Friday, February 16, 2007

Over use of "precisely"

My contribution to the blogger-cooler discussion of Pet Peeves in the use of language features some easy targets. It seems I am not the only one who is irritated to an irrational degree by "Revelations", for example. So here is a more controversial example of a pet peeve that has developed in recent scholarly writing. It is the over use of the word "precisely", especially in contexts where it is modifying a conjunction as in "it is precisely because this issue is so important that I am trying to be precise about it".

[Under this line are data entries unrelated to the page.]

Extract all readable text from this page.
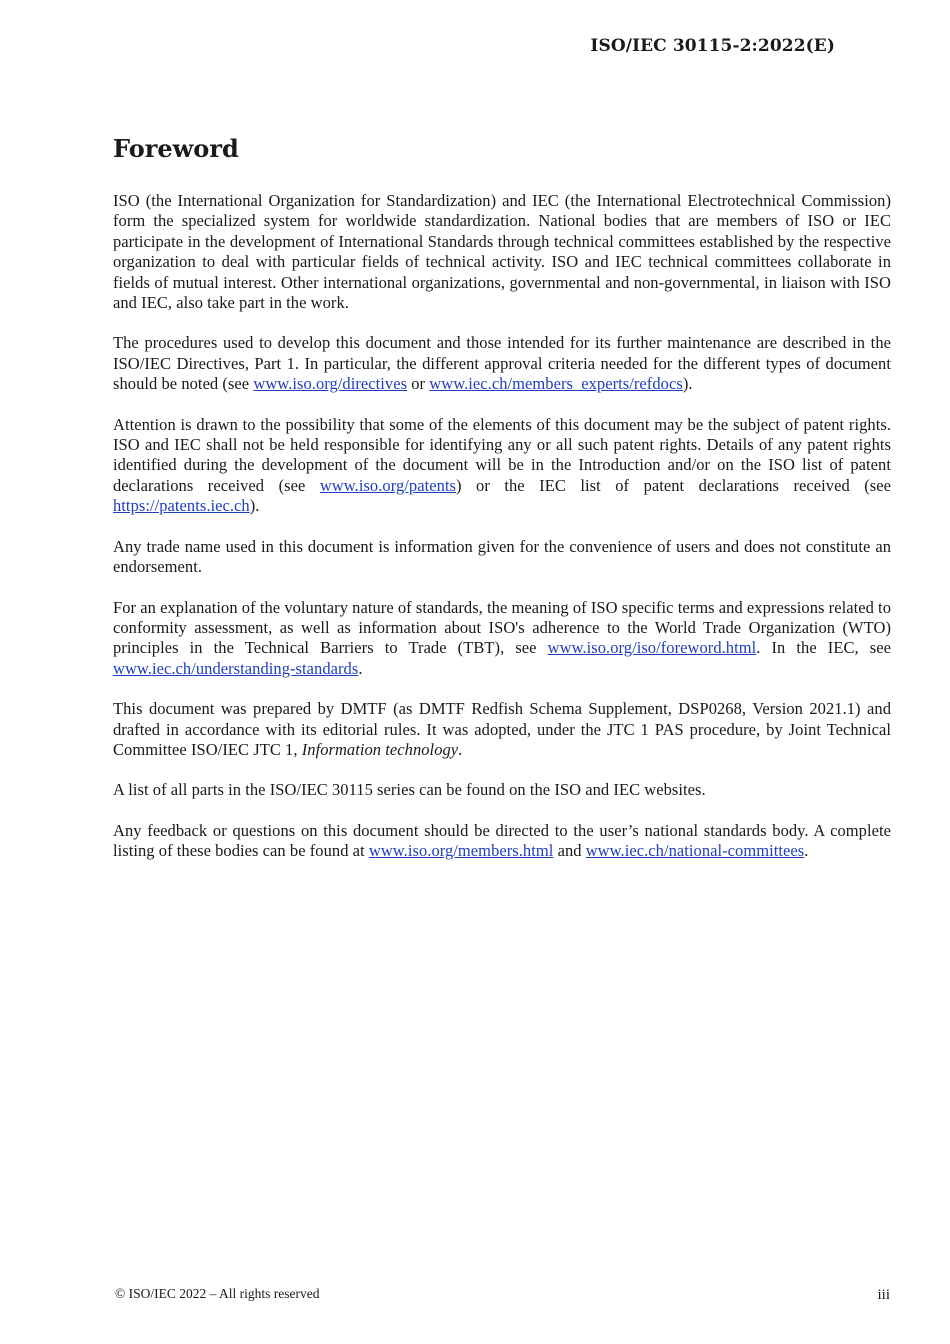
ISO/IEC 30115-2:2022(E)
Foreword

ISO (the International Organization for Standardization) and IEC (the International Electrotechnical Commission) form the specialized system for worldwide standardization. National bodies that are members of ISO or IEC participate in the development of International Standards through technical committees established by the respective organization to deal with particular fields of technical activity. ISO and IEC technical committees collaborate in fields of mutual interest. Other international organizations, governmental and non-governmental, in liaison with ISO and IEC, also take part in the work.

The procedures used to develop this document and those intended for its further maintenance are described in the ISO/IEC Directives, Part 1. In particular, the different approval criteria needed for the different types of document should be noted (see www.iso.org/directives or www.iec.ch/members_experts/refdocs).

Attention is drawn to the possibility that some of the elements of this document may be the subject of patent rights. ISO and IEC shall not be held responsible for identifying any or all such patent rights. Details of any patent rights identified during the development of the document will be in the Introduction and/or on the ISO list of patent declarations received (see www.iso.org/patents) or the IEC list of patent declarations received (see https://patents.iec.ch).

Any trade name used in this document is information given for the convenience of users and does not constitute an endorsement.

For an explanation of the voluntary nature of standards, the meaning of ISO specific terms and expressions related to conformity assessment, as well as information about ISO's adherence to the World Trade Organization (WTO) principles in the Technical Barriers to Trade (TBT), see www.iso.org/iso/foreword.html. In the IEC, see www.iec.ch/understanding-standards.

This document was prepared by DMTF (as DMTF Redfish Schema Supplement, DSP0268, Version 2021.1) and drafted in accordance with its editorial rules. It was adopted, under the JTC 1 PAS procedure, by Joint Technical Committee ISO/IEC JTC 1, Information technology.

A list of all parts in the ISO/IEC 30115 series can be found on the ISO and IEC websites.

Any feedback or questions on this document should be directed to the user’s national standards body. A complete listing of these bodies can be found at www.iso.org/members.html and www.iec.ch/national-committees.

© ISO/IEC 2022 – All rights reserved	iii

The usage is widespread, but I think Tom Wright uses it more than most. Future generations who are trying to distinguish authentic Wright from pseudepigraphical Wright will be looking at percentages of the use of "precisely" in the writings in question. The article Paul's Gospel and Caesar's Empire, for example, features precisely eleven examples:
The book thus invites us to approach what has been called Paul's theology, and to find in it, not simply a few social or political "implications", to be left safely to the final chapters of a lengthy theological tome, but a major challenge to precisely that imperial cult and ideology which was part of the air Paul and his converts breathed.

Politically, it cannot but have been heard as a summons to allegiance to "another king", which is of course precisely what Luke says Paul was accused of saying (Acts 17.7).

What the older history-of-religions argument failed to reckon with was the Jewish understanding that, precisely because of Israel's status within the purposes of the creator god, Israel's king was always supposed to be the world's true king.

Paul endorsed this train of thought, and he believed it to have been fulfilled in Jesus. He knew, of course, that Jesus was very different from the other Messiahs who flit through first-century history, but it is precisely part of the characteristic tension of his whole theology to claim that this crucified Jesus was and is the Jewish Messiah promised in scripture.

Simultaneously, and precisely because of the inner dynamic of just this Jewish tradition, Paul was announcing that Jesus was the true King of Israel and hence the true Lord of the world, at exactly the time in history, and over exactly the geographical spread, where the Roman emperor was being proclaimed, in what styled itself a "gospel", in very similar terms.

When, therefore, God's righteousness was unveiled, the effect would be precisely that the world would receive justice: that rich, restorative, much-to-be-longed-for justice of which the Psalmists had spoken with such feeling.

And the point of having "citizenship in heaven", as has often been pointed out, is not that one might eventually go home to the mother city; Rome established colonies precisely because of overcrowding in the capital, and the desire to spread Roman civilization in the rest of the empire.

Before we pick up the stones of our post-enlightenment sensibilities to throw at Paul, or at any interpreter who dares to suggest that Paul might have done any such thing, we should recall that precisely this move was a standard way in which many Jewish groups in the second-Temple period would define themselves over against one another.

Paul is thus not only located on the map of second-Temple history, but, by employing an inner-Jewish rhetorical strategy in which one's opponents were cast as pseudo-pagans, he is able to use the device in a quite new way, setting up precisely this polemic so as to serve a new purpose, namely his anti-Caesar message.

Just as the Messiah had obeyed the covenant plan of God, and was now identified as the Lord of the world, so the Messiah's people were to find their covenant identity precisely "in" the Messiah, in his dying and rising, in his faithfulness, in the covenant membership which would be God's gift bestowed upon faithfulness.

It is precisely because they are assured they are indeed the people of the one true God, formed in the Messiah through his death and resurrection, that the Philippians will have the courage and confidence to trust him as saviour and lord and so to renounce the imperial claims of Caesar.
My least favourite example of the usage is in the phrase "precisely because" since it is rare that it adds anything substantial to the clause. I suppose the point is to add some stress to the clause in question, as in "It really is because . . . . ."; "It is because of this very thing that I wish to stress. . . ." so it becomes a shorthand for adding emphasis. I don't want to give the impression that I am unfairly criticizing Wright's prose. Indeed it is precisely because I so admire his writing style that I can't help noticing this widespread feature of scholarly prose making such a marked impression on his writing. The usage is becoming difficult to avoid; it's one of those little language trends that we can't help finding ourselves pulled into. Although I would never consciously use it myself, it is a creeping usage that is becoming ever more pervasive.

2 comments:

Bob MacDonald said...

Words ending in -ly tell the reader how to think and thereby discourage thinking.

AKMA said...

I suspect I'm guilty of this one -- I'll have to be especially careful hereafter.